In Italia, gli operatori possono utilizzare PDRA approvate da EASA per specifici scenari quando disponibili, facilitando l'interazione con ENAC per il rilascio dell'autorizzazione. È importante verificare attentamente se l'operazione rientra in uno scenario PDRA autorizzato prima di procedere.
- Procedure standardizzate per la valutazione del rischio in scenari specifici
- Semplificano il processo di autorizzazione operativa
- Applicabili a scenari frequenti e definiti
- Ulteriori informazioni: https://www.easa.europa.eu/en/domains/drones-air-mobility/operating-drone/specific-category-civil-drones/application-forms
Specific Operations Risk Assessment (SORA)
Quando non è disponibile o adeguato uno STS o una PDRA, la Specific Operations Risk Assessment (SORA) costituisce la metodologia di riferimento per la valutazione del rischio. Permette agli operatori di effettuare una valutazione dettagliata e personalizzata dei rischi associati a operazioni complesse o uniche, definendo le misure di mitigazione necessarie.
In Italia, l’adozione di una SORA è essenziale per operazioni con rischi superiori e richiede la presentazione di un dossier completo ad ENAC per ottenere l’autorizzazione operativa. Questa procedura, sebbene più impegnativa, garantisce una gestione accurata dei rischi finalizzata alla sicurezza.
- Metodologia esaustiva per operazioni non standardizzate
- Fondamentale per operazioni complesse o innovative
- Supporta l’identificazione e l’implementazione delle misure di mitigazione
- Approfondimenti: https://www.easa.europa.eu/en/domains/drones-air-mobility/operating-drone/specific-category-civil-drones/specific-operations-risk-assessment-sora
Domande frequenti
Qual è la differenza principale tra Categoria Aperta e Categoria Specifica?

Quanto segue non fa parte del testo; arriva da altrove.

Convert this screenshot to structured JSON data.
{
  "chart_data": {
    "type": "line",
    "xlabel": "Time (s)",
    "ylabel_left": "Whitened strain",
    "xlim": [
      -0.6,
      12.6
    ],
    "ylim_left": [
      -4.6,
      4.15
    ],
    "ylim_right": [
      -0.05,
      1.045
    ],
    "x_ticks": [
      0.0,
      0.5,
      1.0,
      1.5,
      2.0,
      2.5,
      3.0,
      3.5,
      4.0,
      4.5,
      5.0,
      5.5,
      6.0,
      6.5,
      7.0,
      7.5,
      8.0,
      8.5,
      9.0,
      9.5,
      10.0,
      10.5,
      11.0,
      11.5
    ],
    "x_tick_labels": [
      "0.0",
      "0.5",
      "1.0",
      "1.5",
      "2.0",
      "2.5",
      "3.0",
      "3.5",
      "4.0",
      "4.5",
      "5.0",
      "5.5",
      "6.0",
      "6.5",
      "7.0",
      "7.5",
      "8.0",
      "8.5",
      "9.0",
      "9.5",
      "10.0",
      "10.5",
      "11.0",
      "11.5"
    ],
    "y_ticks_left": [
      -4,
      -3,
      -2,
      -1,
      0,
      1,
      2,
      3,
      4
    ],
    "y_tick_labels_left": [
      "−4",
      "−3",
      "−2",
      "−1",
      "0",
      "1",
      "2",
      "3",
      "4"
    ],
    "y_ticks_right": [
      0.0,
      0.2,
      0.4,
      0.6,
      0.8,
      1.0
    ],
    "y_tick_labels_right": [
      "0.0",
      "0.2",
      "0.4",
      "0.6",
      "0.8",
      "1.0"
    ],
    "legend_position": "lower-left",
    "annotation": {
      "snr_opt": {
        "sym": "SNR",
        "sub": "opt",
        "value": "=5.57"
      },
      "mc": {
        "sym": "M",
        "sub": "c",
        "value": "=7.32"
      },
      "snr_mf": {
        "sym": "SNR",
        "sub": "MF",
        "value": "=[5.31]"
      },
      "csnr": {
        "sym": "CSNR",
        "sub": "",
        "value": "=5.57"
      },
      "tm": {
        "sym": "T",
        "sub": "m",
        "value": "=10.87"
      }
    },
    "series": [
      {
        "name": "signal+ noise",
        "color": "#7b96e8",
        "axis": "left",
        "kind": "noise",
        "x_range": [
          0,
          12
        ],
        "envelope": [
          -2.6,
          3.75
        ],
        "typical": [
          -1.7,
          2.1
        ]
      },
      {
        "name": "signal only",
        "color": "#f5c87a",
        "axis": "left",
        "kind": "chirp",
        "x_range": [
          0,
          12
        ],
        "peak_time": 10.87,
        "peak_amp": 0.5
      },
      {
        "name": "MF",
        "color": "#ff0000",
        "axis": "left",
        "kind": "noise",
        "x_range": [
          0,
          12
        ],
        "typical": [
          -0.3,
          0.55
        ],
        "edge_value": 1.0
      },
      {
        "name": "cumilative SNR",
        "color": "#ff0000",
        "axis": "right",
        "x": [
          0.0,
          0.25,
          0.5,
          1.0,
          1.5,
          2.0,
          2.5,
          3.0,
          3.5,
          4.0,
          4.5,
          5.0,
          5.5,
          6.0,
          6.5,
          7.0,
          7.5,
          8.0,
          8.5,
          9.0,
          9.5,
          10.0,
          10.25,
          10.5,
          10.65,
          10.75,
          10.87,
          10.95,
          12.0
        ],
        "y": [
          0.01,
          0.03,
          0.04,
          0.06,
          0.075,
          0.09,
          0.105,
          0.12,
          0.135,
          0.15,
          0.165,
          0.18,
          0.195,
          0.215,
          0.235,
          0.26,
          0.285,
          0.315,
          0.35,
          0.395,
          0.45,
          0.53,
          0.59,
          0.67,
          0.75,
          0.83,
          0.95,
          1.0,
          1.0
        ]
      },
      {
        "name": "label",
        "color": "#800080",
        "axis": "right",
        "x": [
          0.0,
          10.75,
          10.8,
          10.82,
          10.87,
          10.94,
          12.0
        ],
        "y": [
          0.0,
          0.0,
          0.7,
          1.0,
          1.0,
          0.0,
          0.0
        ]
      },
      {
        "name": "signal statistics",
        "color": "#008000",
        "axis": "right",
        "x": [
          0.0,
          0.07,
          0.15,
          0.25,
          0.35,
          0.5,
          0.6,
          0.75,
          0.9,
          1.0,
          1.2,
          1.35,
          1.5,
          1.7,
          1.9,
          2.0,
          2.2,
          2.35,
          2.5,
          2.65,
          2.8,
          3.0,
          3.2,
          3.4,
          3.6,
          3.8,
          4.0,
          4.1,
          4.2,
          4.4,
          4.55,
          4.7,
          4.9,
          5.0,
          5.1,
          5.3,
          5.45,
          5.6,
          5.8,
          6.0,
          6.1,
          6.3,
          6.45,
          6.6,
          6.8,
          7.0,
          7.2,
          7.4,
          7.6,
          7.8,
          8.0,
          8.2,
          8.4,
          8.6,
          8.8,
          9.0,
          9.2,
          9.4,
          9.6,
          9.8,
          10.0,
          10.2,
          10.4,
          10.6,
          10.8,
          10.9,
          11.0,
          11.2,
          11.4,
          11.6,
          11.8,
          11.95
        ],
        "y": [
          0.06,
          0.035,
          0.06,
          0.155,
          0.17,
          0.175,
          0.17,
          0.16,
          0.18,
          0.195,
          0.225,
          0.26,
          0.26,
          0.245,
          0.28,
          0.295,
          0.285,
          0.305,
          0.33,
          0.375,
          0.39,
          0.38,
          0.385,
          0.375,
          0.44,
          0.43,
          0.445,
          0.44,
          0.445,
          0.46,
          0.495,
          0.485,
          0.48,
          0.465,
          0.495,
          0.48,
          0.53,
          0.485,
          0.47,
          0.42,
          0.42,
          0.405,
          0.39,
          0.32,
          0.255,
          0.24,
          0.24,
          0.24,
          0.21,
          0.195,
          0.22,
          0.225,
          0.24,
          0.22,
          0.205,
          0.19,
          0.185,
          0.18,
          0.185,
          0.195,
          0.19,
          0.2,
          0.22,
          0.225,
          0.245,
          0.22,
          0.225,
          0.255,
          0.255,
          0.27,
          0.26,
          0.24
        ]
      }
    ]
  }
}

La Categoria Aperta copre operazioni a basso rischio senza necessità di autorizzazione operativa. La Categoria Specifica riguarda operazioni con rischi maggiori che richiedono autorizzazione operativa, da ottenere tramite l’utilizzo di STS, PDRA o SORA.
Come si richiede un’autorizzazione per operare nella Categoria Specifica in Italia?

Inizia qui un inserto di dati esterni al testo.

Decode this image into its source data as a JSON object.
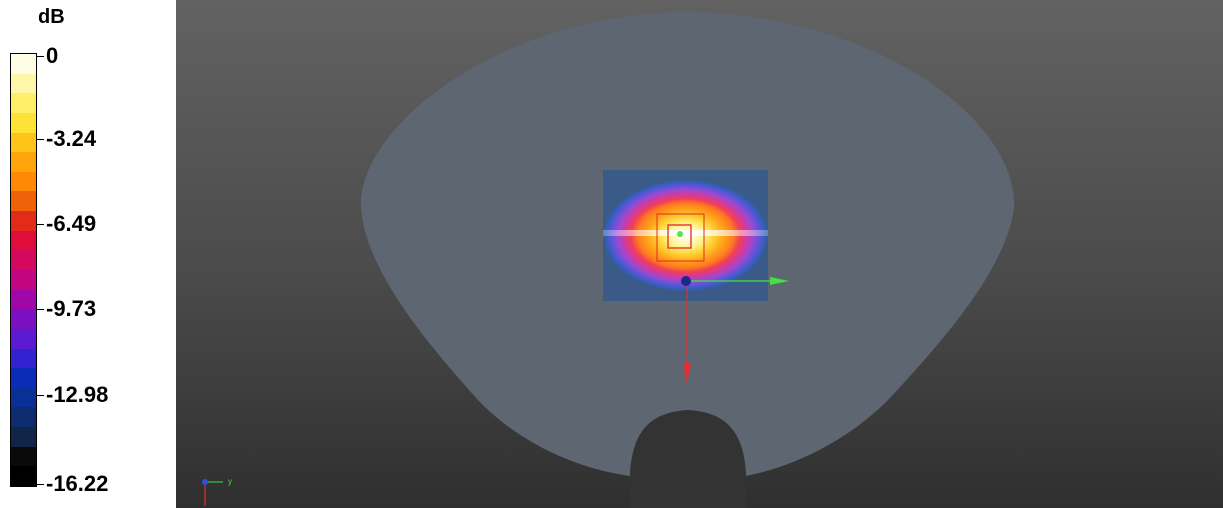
{
  "legend": {
    "unit": "dB",
    "labels": [
      "0",
      "-3.24",
      "-6.49",
      "-9.73",
      "-12.98",
      "-16.22"
    ],
    "band_colors": [
      "#fffde3",
      "#fff7a8",
      "#ffee68",
      "#fde335",
      "#ffc416",
      "#ffa50b",
      "#ff8905",
      "#ef6208",
      "#e22b1b",
      "#e00d3c",
      "#d4095e",
      "#c20682",
      "#a007a9",
      "#7a10c0",
      "#5b1ad0",
      "#3322d0",
      "#0c2bb6",
      "#0a2f97",
      "#0d2c6f",
      "#102548",
      "#0a0a0a",
      "#000000"
    ]
  },
  "viewport": {
    "background_top": "#626262",
    "background_bottom": "#2f2f2f",
    "phantom_color": "#5e6672",
    "origin_triad": {
      "y_label": "y"
    },
    "gizmo": {
      "x_axis_color": "#43e043",
      "z_axis_color": "#e03030",
      "center_color": "#1a2a8a"
    }
  }
}
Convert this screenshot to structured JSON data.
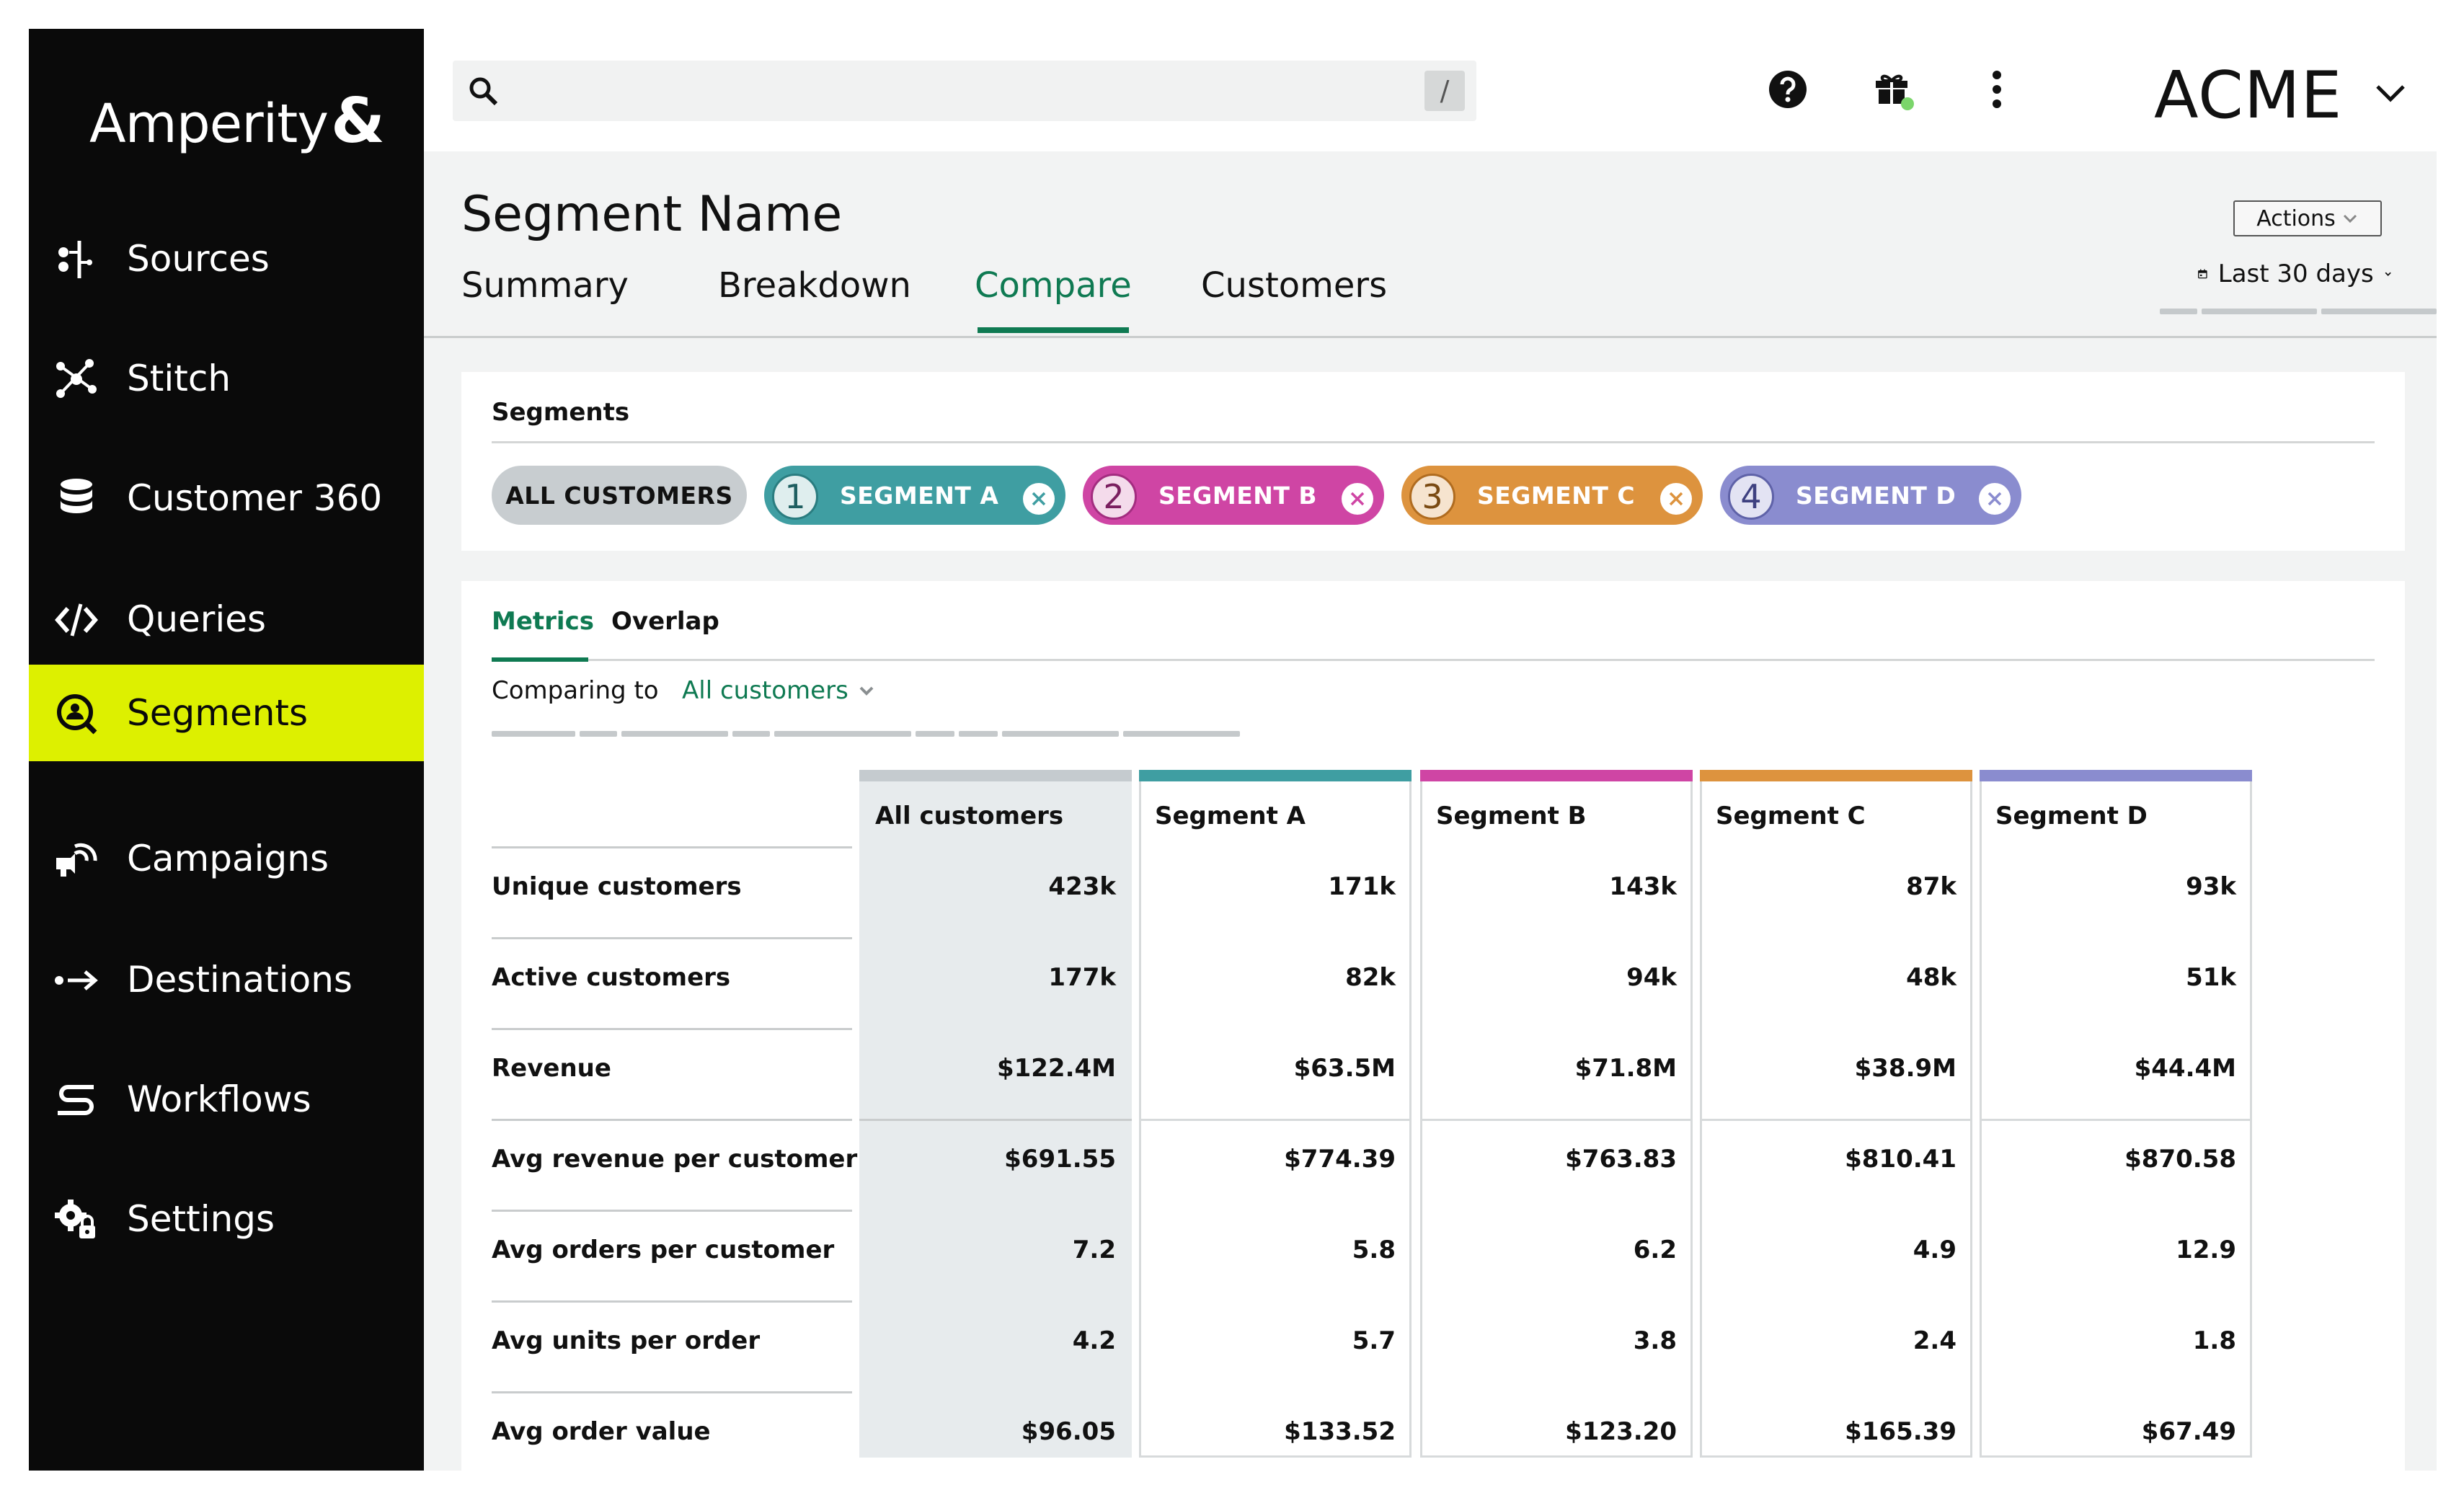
{
  "app": {
    "logo": "Amperity",
    "logo_mark": "&"
  },
  "sidebar": {
    "items": [
      {
        "label": "Sources",
        "icon": "sources-icon"
      },
      {
        "label": "Stitch",
        "icon": "stitch-icon"
      },
      {
        "label": "Customer 360",
        "icon": "database-icon"
      },
      {
        "label": "Queries",
        "icon": "code-icon"
      },
      {
        "label": "Segments",
        "icon": "segments-icon",
        "active": true
      },
      {
        "label": "Campaigns",
        "icon": "campaigns-icon"
      },
      {
        "label": "Destinations",
        "icon": "destinations-icon"
      },
      {
        "label": "Workflows",
        "icon": "workflows-icon"
      },
      {
        "label": "Settings",
        "icon": "settings-icon"
      }
    ]
  },
  "topbar": {
    "search_placeholder": "",
    "search_shortcut": "/",
    "org_name": "ACME"
  },
  "page": {
    "title": "Segment Name",
    "tabs": [
      "Summary",
      "Breakdown",
      "Compare",
      "Customers"
    ],
    "active_tab": "Compare",
    "actions_label": "Actions",
    "date_filter": "Last 30 days"
  },
  "segments_panel": {
    "heading": "Segments",
    "pills": [
      {
        "label": "ALL CUSTOMERS"
      },
      {
        "num": "1",
        "label": "SEGMENT A",
        "color": "#3f9ea2"
      },
      {
        "num": "2",
        "label": "SEGMENT B",
        "color": "#cf45a4"
      },
      {
        "num": "3",
        "label": "SEGMENT C",
        "color": "#dd933e"
      },
      {
        "num": "4",
        "label": "SEGMENT D",
        "color": "#8a8ccf"
      }
    ]
  },
  "metrics_panel": {
    "tabs": [
      "Metrics",
      "Overlap"
    ],
    "active_tab": "Metrics",
    "comparing_label": "Comparing to",
    "comparing_value": "All customers",
    "columns": [
      "All customers",
      "Segment A",
      "Segment B",
      "Segment C",
      "Segment D"
    ],
    "column_colors": [
      "#c5cbcf",
      "#3f9ea2",
      "#cf45a4",
      "#dd933e",
      "#8a8ccf"
    ],
    "rows": [
      {
        "label": "Unique customers",
        "values": [
          "423k",
          "171k",
          "143k",
          "87k",
          "93k"
        ]
      },
      {
        "label": "Active customers",
        "values": [
          "177k",
          "82k",
          "94k",
          "48k",
          "51k"
        ]
      },
      {
        "label": "Revenue",
        "values": [
          "$122.4M",
          "$63.5M",
          "$71.8M",
          "$38.9M",
          "$44.4M"
        ]
      },
      {
        "label": "Avg revenue per customer",
        "values": [
          "$691.55",
          "$774.39",
          "$763.83",
          "$810.41",
          "$870.58"
        ]
      },
      {
        "label": "Avg orders per customer",
        "values": [
          "7.2",
          "5.8",
          "6.2",
          "4.9",
          "12.9"
        ]
      },
      {
        "label": "Avg units per order",
        "values": [
          "4.2",
          "5.7",
          "3.8",
          "2.4",
          "1.8"
        ]
      },
      {
        "label": "Avg order value",
        "values": [
          "$96.05",
          "$133.52",
          "$123.20",
          "$165.39",
          "$67.49"
        ]
      }
    ]
  }
}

Gli operatori devono presentare ad ENAC un dossier che può basarsi su una PDRA approvata o su una valutazione personalizzata tramite metodologia SORA, a seconda dell’operazione prevista.
Gli operatori italiani possono utilizzare gli STS come modalità dichiarativa per la Categoria Specifica?

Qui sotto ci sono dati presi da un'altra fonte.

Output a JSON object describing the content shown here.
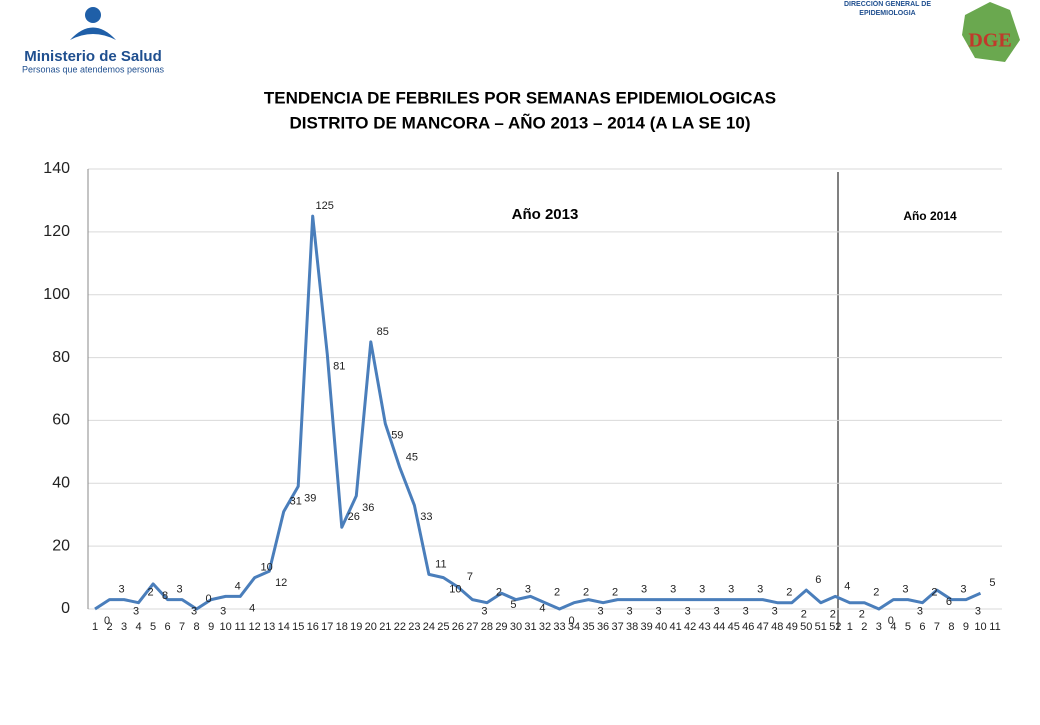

Sì, gli STS sono previsti dalla normativa EASA recepita e vengono applicati in Italia con l’obbligo di presentare una dichiarazione all’ENAC per operazioni predefinite all’interno della Categoria Specifica.
È possibile usare una PDRA per tutte le operazioni a rischio nella Categoria Specifica?
No, le PDRA sono disponibili solo per operazioni specifiche e comuni. Se non esiste una PDRA adatta, è necessario sviluppare una SORA personalizzata.
Che cos’è un ERP e perché è importante nella preparazione di una SORA?
ERP, Emergency Response Plan, è un documento chiave previsto nella SORA che definisce le procedure di risposta in caso di incidenti o emergenze durante le operazioni drone, garantendo sicurezza ed efficacia nella gestione delle crisi.